The Bruins were a team that entered the NCAA Tournament on a four-game losing streak. But they are now playing some of their basketball under head coach Mick Cronin. What went wrong for BYU? Saturday’s game was only the third time BYU scored less than 65 points in a game. To have one of those low-scoring games in the NCAA Tournament will end your season in a hurry.
Let’s take a look at what went wrong for BYU on Saturday night in Hinkle.
BYU made only three three-pointers in the entire game. The last make from three for BYU was at the 18:12 mark of the second half from Alex Barcello to cut the deficit to 11. After that, BYU didn’t hit a single three the rest of the night.

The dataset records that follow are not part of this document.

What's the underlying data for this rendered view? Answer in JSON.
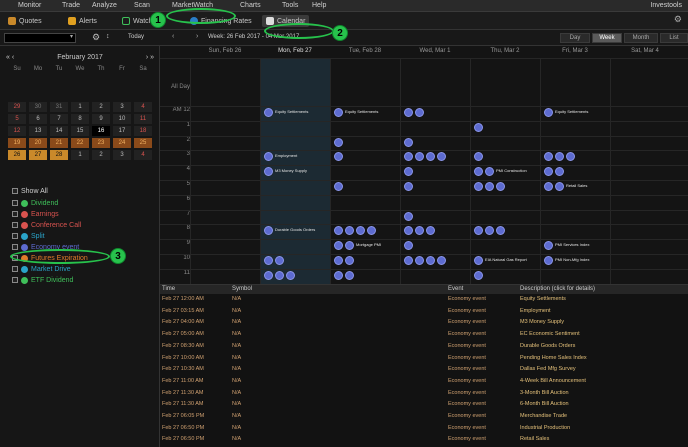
{
  "menu": {
    "items": [
      {
        "label": "Monitor"
      },
      {
        "label": "Trade"
      },
      {
        "label": "Analyze"
      },
      {
        "label": "Scan"
      },
      {
        "label": "MarketWatch"
      },
      {
        "label": "Charts"
      },
      {
        "label": "Tools"
      },
      {
        "label": "Help"
      }
    ],
    "right_label": "Investools"
  },
  "tabs": {
    "items": [
      {
        "label": "Quotes",
        "icon": "quotes-icon"
      },
      {
        "label": "Alerts",
        "icon": "alerts-icon"
      },
      {
        "label": "Watch",
        "icon": "watch-icon"
      },
      {
        "label": "Financing Rates",
        "icon": "rates-icon"
      },
      {
        "label": "Calendar",
        "icon": "calendar-icon"
      }
    ]
  },
  "toolbar": {
    "today_label": "Today",
    "range_label": "Week: 26 Feb 2017 - 04 Mar 2017",
    "views": [
      "Day",
      "Week",
      "Month",
      "List"
    ],
    "active_view": "Week"
  },
  "mini_calendar": {
    "title": "February 2017",
    "dow": [
      "Su",
      "Mo",
      "Tu",
      "We",
      "Th",
      "Fr",
      "Sa"
    ],
    "weeks": [
      [
        "29",
        "30",
        "31",
        "1",
        "2",
        "3",
        "4"
      ],
      [
        "5",
        "6",
        "7",
        "8",
        "9",
        "10",
        "11"
      ],
      [
        "12",
        "13",
        "14",
        "15",
        "16",
        "17",
        "18"
      ],
      [
        "19",
        "20",
        "21",
        "22",
        "23",
        "24",
        "25"
      ],
      [
        "26",
        "27",
        "28",
        "1",
        "2",
        "3",
        "4"
      ]
    ]
  },
  "filters": {
    "show_all": "Show All",
    "items": [
      {
        "label": "Dividend",
        "color": "#3fbf5a"
      },
      {
        "label": "Earnings",
        "color": "#d9534f"
      },
      {
        "label": "Conference Call",
        "color": "#d9534f"
      },
      {
        "label": "Split",
        "color": "#2aa3c8"
      },
      {
        "label": "Economy event",
        "color": "#5d6bd0"
      },
      {
        "label": "Futures Expiration",
        "color": "#e07b2a"
      },
      {
        "label": "Market Drive",
        "color": "#2aa3c8"
      },
      {
        "label": "ETF Dividend",
        "color": "#3fbf5a"
      }
    ]
  },
  "week": {
    "all_day": "All Day",
    "days": [
      "Sun, Feb 26",
      "Mon, Feb 27",
      "Tue, Feb 28",
      "Wed, Mar 1",
      "Thu, Mar 2",
      "Fri, Mar 3",
      "Sat, Mar 4"
    ],
    "hours": [
      "AM 12",
      "1",
      "2",
      "3",
      "4",
      "5",
      "6",
      "7",
      "8",
      "9",
      "10",
      "11"
    ],
    "event_labels": [
      "Equity Settlements",
      "Equity Settlements",
      "Equity Settlements",
      "Employment",
      "M3 Money Supply",
      "PMI Construction",
      "Retail Sales",
      "Durable Goods Orders",
      "Mortgage PMI",
      "PMI Services Index",
      "PMI Manufacturing",
      "EIA Natural Gas Report",
      "PMI Non-Mfg Index"
    ]
  },
  "list": {
    "columns": [
      "Time",
      "Symbol",
      "Event",
      "Description (click for details)"
    ],
    "rows": [
      {
        "time": "Feb 27 12:00 AM",
        "symbol": "N/A",
        "event": "Economy event",
        "desc": "Equity Settlements"
      },
      {
        "time": "Feb 27 03:15 AM",
        "symbol": "N/A",
        "event": "Economy event",
        "desc": "Employment"
      },
      {
        "time": "Feb 27 04:00 AM",
        "symbol": "N/A",
        "event": "Economy event",
        "desc": "M3 Money Supply"
      },
      {
        "time": "Feb 27 05:00 AM",
        "symbol": "N/A",
        "event": "Economy event",
        "desc": "EC Economic Sentiment"
      },
      {
        "time": "Feb 27 08:30 AM",
        "symbol": "N/A",
        "event": "Economy event",
        "desc": "Durable Goods Orders"
      },
      {
        "time": "Feb 27 10:00 AM",
        "symbol": "N/A",
        "event": "Economy event",
        "desc": "Pending Home Sales Index"
      },
      {
        "time": "Feb 27 10:30 AM",
        "symbol": "N/A",
        "event": "Economy event",
        "desc": "Dallas Fed Mfg Survey"
      },
      {
        "time": "Feb 27 11:00 AM",
        "symbol": "N/A",
        "event": "Economy event",
        "desc": "4-Week Bill Announcement"
      },
      {
        "time": "Feb 27 11:30 AM",
        "symbol": "N/A",
        "event": "Economy event",
        "desc": "3-Month Bill Auction"
      },
      {
        "time": "Feb 27 11:30 AM",
        "symbol": "N/A",
        "event": "Economy event",
        "desc": "6-Month Bill Auction"
      },
      {
        "time": "Feb 27 06:05 PM",
        "symbol": "N/A",
        "event": "Economy event",
        "desc": "Merchandise Trade"
      },
      {
        "time": "Feb 27 06:50 PM",
        "symbol": "N/A",
        "event": "Economy event",
        "desc": "Industrial Production"
      },
      {
        "time": "Feb 27 06:50 PM",
        "symbol": "N/A",
        "event": "Economy event",
        "desc": "Retail Sales"
      }
    ]
  },
  "annotations": [
    "1",
    "2",
    "3"
  ]
}
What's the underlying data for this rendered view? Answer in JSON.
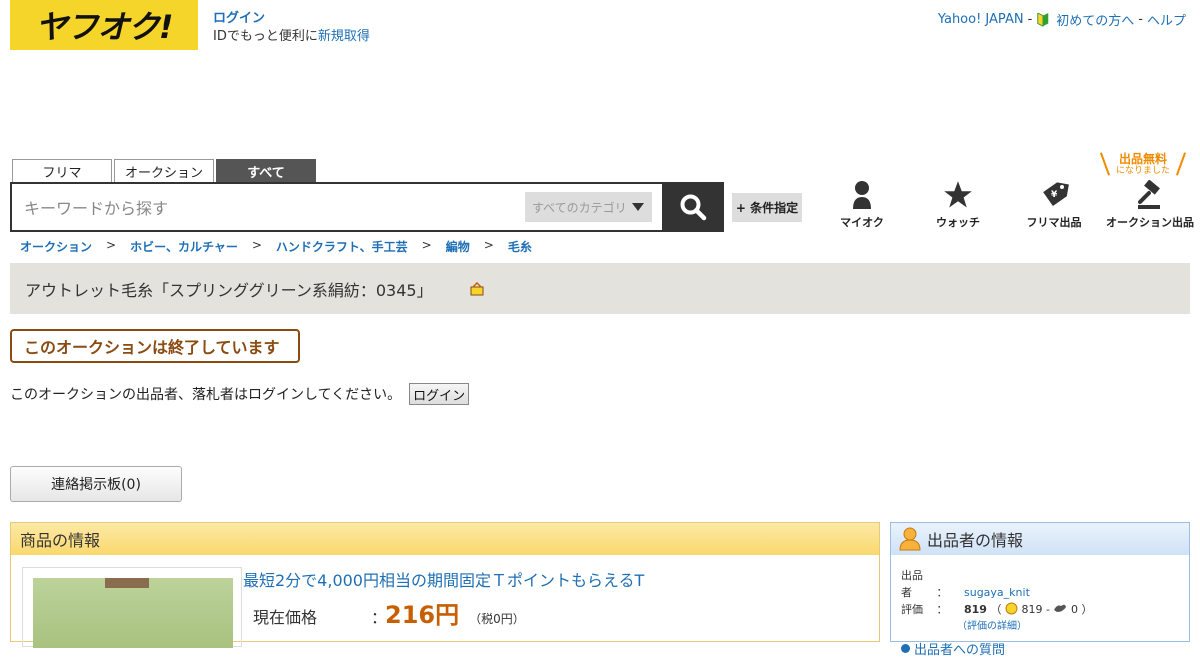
{
  "header": {
    "logo_text": "ヤフオク!",
    "login_label": "ログイン",
    "id_prompt": "IDでもっと便利に",
    "register_link": "新規取得",
    "top_links": {
      "yahoo_japan": "Yahoo! JAPAN",
      "beginners": "初めての方へ",
      "help": "ヘルプ",
      "sep": "-"
    }
  },
  "search": {
    "tabs": [
      {
        "label": "フリマ"
      },
      {
        "label": "オークション"
      },
      {
        "label": "すべて"
      }
    ],
    "placeholder": "キーワードから探す",
    "category": "すべてのカテゴリ",
    "conditions_label": "+ 条件指定"
  },
  "nav": {
    "my_auction": "マイオク",
    "watch": "ウォッチ",
    "flea_listing": "フリマ出品",
    "auction_listing": "オークション出品",
    "free_listing_big": "出品無料",
    "free_listing_small": "になりました"
  },
  "breadcrumb": [
    "オークション",
    "ホビー、カルチャー",
    "ハンドクラフト、手工芸",
    "編物",
    "毛糸"
  ],
  "breadcrumb_sep": ">",
  "item": {
    "title": "アウトレット毛糸「スプリンググリーン系絹紡：0345」",
    "ended_message": "このオークションは終了しています",
    "login_notice": "このオークションの出品者、落札者はログインしてください。",
    "login_button": "ログイン",
    "board_button": "連絡掲示板(0)",
    "panel_title": "商品の情報",
    "promo": "最短2分で4,000円相当の期間固定ＴポイントもらえるΤ",
    "price_label": "現在価格",
    "price_colon": "：",
    "price_value": "216円",
    "price_tax": "（税0円）"
  },
  "seller": {
    "panel_title": "出品者の情報",
    "seller_label": "出品者",
    "colon": "：",
    "seller_id": "sugaya_knit",
    "rating_label": "評価",
    "rating_total": "819",
    "rating_good": "819",
    "rating_dash": "-",
    "rating_bad": "0",
    "rating_open": "（",
    "rating_close": "）",
    "rating_detail": "（評価の詳細）",
    "links_partial": "出品者への質問"
  },
  "colors": {
    "logo_yellow": "#f6d52a",
    "link_blue": "#1e6fb5",
    "price_orange": "#c75f00",
    "ended_brown": "#8a4b12",
    "title_bar_bg": "#e3e2dc"
  }
}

Sometimes we overthink the games a little bit, but really it’s a game of making shots. BYU could not harness some of that energy they had against Gonzaga in the first half of the WCC Tournament title game. This team showed the ability to win games without the three falling. But in an NCAA Tournament, that was going to be hard to overcome. Especially with an uncharacteristic 18 percent from the field.
Never made the big run
Midway through the first half, Brandon Averette knocked down a three; then Spencer Johnson forced a steal on Juzang. It felt like the tide was turning for BYU at that moment. But UCLA then answered.
In the second half, BYU trimmed down the UCLA lead to four, but at the next media stoppage, the Bruins were back up by 11. After digging themselves out of a little bit of the hole, getting sent back into a double-digit hole put the Cougars down for good.
Lack of a “go-to guy” hurt BYU
There is a precedent for how BYU makes NCAA Tournament runs. The Cougars go deep in March when they have the nation’s best player (Danny Ainge, Jimmer Fredette). Sounds extreme, but with 30 NCAA Tournament appearances, that’s the reality for BYU.
Coming into the season, BYU had a deep roster with so many different options. But the big question was, who would be the go-to guy? That question reared its ugly face again tonight. BYU needed someone to put the game on their back, similar to what Johnny Juzang did in the first half for UCLA. The lack of that presence did not help BYU’s chances.
Second Chance Points
UCLA’s Jaime Jaquez has been a difference-maker for the Bruins in their first two NCAA games, especially on the offensive glass. Jaquez’s offensive board against Michigan State late in regulation won the game for UCLA. On Saturday night, he came up with multiple possessions leading to second-chance scores against BYU.
BYU ended the night minus-six on second-chance points. Eliminate those points, and it’s a two-possession ball game, with possibly a different outlook and feel in the final minutes.